Que laboratório dedicado ao 5G e à IA é este, o que poderá naquele fazer?
O laboratório é muita coisa, não é só aquele espaço. Nós estamos a trabalhar no 5G há muito tempo – não é nenhuma inconfidência, neste momento já estamos a olhar para os planos no 6G, porque estas coisas das tecnologias olham-se com uma timeline de oito a dez anos. Mas o facto de estarmos a trabalhar com o 5G há tantos anos faz com que tenhamos já uma experiência muito grande numa tecnologia que ainda não há em Portugal.
Mas o que é que vai poder ser feito quando chegar?

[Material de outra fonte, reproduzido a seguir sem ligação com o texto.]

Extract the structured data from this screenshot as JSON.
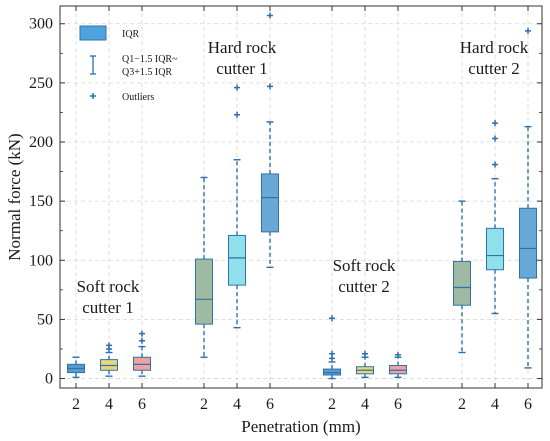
{
  "chart_data": {
    "type": "box",
    "xlabel": "Penetration (mm)",
    "ylabel": "Normal force (kN)",
    "ylim": [
      -8,
      315
    ],
    "yticks": [
      0,
      50,
      100,
      150,
      200,
      250,
      300
    ],
    "grid": true,
    "legend": {
      "placement": "top-left",
      "entries": [
        {
          "key": "iqr",
          "label": "IQR"
        },
        {
          "key": "whisker",
          "label": "Q1−1.5 IQR~",
          "label2": "Q3+1.5 IQR"
        },
        {
          "key": "outlier",
          "label": "Outliers"
        }
      ]
    },
    "colors": {
      "soft": [
        "#5a9bd5",
        "#e8d77a",
        "#f0a29e"
      ],
      "hard": [
        "#9fb9a3",
        "#8fe0ea",
        "#6aa8d8"
      ],
      "edge": "#2f74a8",
      "whisker": "#2a6fb0",
      "outlier": "#2a6fb0",
      "legend_fill": "#4ea3de"
    },
    "groups": [
      {
        "label": [
          "Soft rock",
          "cutter 1"
        ],
        "kind": "soft"
      },
      {
        "label": [
          "Hard rock",
          "cutter 1"
        ],
        "kind": "hard"
      },
      {
        "label": [
          "Soft rock",
          "cutter 2"
        ],
        "kind": "soft"
      },
      {
        "label": [
          "Hard rock",
          "cutter 2"
        ],
        "kind": "hard"
      }
    ],
    "boxes": [
      {
        "group": 0,
        "x": "2",
        "lower": 1,
        "q1": 5,
        "median": 8.5,
        "q3": 12,
        "upper": 18,
        "outliers": []
      },
      {
        "group": 0,
        "x": "4",
        "lower": 2,
        "q1": 7,
        "median": 11,
        "q3": 16,
        "upper": 22,
        "outliers": [
          25,
          28
        ]
      },
      {
        "group": 0,
        "x": "6",
        "lower": 2,
        "q1": 7,
        "median": 12,
        "q3": 18,
        "upper": 27,
        "outliers": [
          32,
          38
        ]
      },
      {
        "group": 1,
        "x": "2",
        "lower": 18,
        "q1": 46,
        "median": 67,
        "q3": 101,
        "upper": 170,
        "outliers": []
      },
      {
        "group": 1,
        "x": "4",
        "lower": 43,
        "q1": 79,
        "median": 102,
        "q3": 121,
        "upper": 185,
        "outliers": [
          223,
          246
        ]
      },
      {
        "group": 1,
        "x": "6",
        "lower": 94,
        "q1": 124,
        "median": 153,
        "q3": 173,
        "upper": 217,
        "outliers": [
          247,
          307
        ]
      },
      {
        "group": 2,
        "x": "2",
        "lower": 0,
        "q1": 3,
        "median": 5,
        "q3": 8,
        "upper": 14,
        "outliers": [
          17,
          21,
          51
        ]
      },
      {
        "group": 2,
        "x": "4",
        "lower": 1,
        "q1": 4,
        "median": 7,
        "q3": 10,
        "upper": 18,
        "outliers": [
          21
        ]
      },
      {
        "group": 2,
        "x": "6",
        "lower": 1,
        "q1": 4,
        "median": 7,
        "q3": 11,
        "upper": 18,
        "outliers": [
          20
        ]
      },
      {
        "group": 3,
        "x": "2",
        "lower": 22,
        "q1": 62,
        "median": 77,
        "q3": 99,
        "upper": 150,
        "outliers": []
      },
      {
        "group": 3,
        "x": "4",
        "lower": 55,
        "q1": 92,
        "median": 104,
        "q3": 127,
        "upper": 169,
        "outliers": [
          181,
          203,
          216
        ]
      },
      {
        "group": 3,
        "x": "6",
        "lower": 9,
        "q1": 85,
        "median": 110,
        "q3": 144,
        "upper": 213,
        "outliers": [
          294
        ]
      }
    ]
  }
}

O 5G é uma tecnologia muito plástica, porque não há um 5G, há várias formas que o 5G pode tomar. E algumas são particularmente adequadas para cenários industriais. Portanto, com base na nossa experiência europeia, começamos a compreender que havia uma necessidade de facilitar a transição digital das empresas, usando a tecnologia 5G. A transição digital está em cima da mesa, mas está a ser tratada de uma forma um pouco empolada por pessoas que não têm a tecnologia associada. Por outro lado, está a ser tratada de uma forma muito centrada nas tecnologias do passado. Pode haver uma transformação de todo o nosso ecossistema económico a partir do momento em que temos um dos tais potenciais 5G, só que as empresas têm muito pouca noção disso.
Como assim?
Quando digo que há várias possíveis visões do 5G quero dizer que saber exatamente qual é a melhor visão para as empresas não é absolutamente irreal. Posso dizer que fazer 5G numa fábrica pode significar coisas incrivelmente diferentes – e umas [visões] não vão servir para as outras.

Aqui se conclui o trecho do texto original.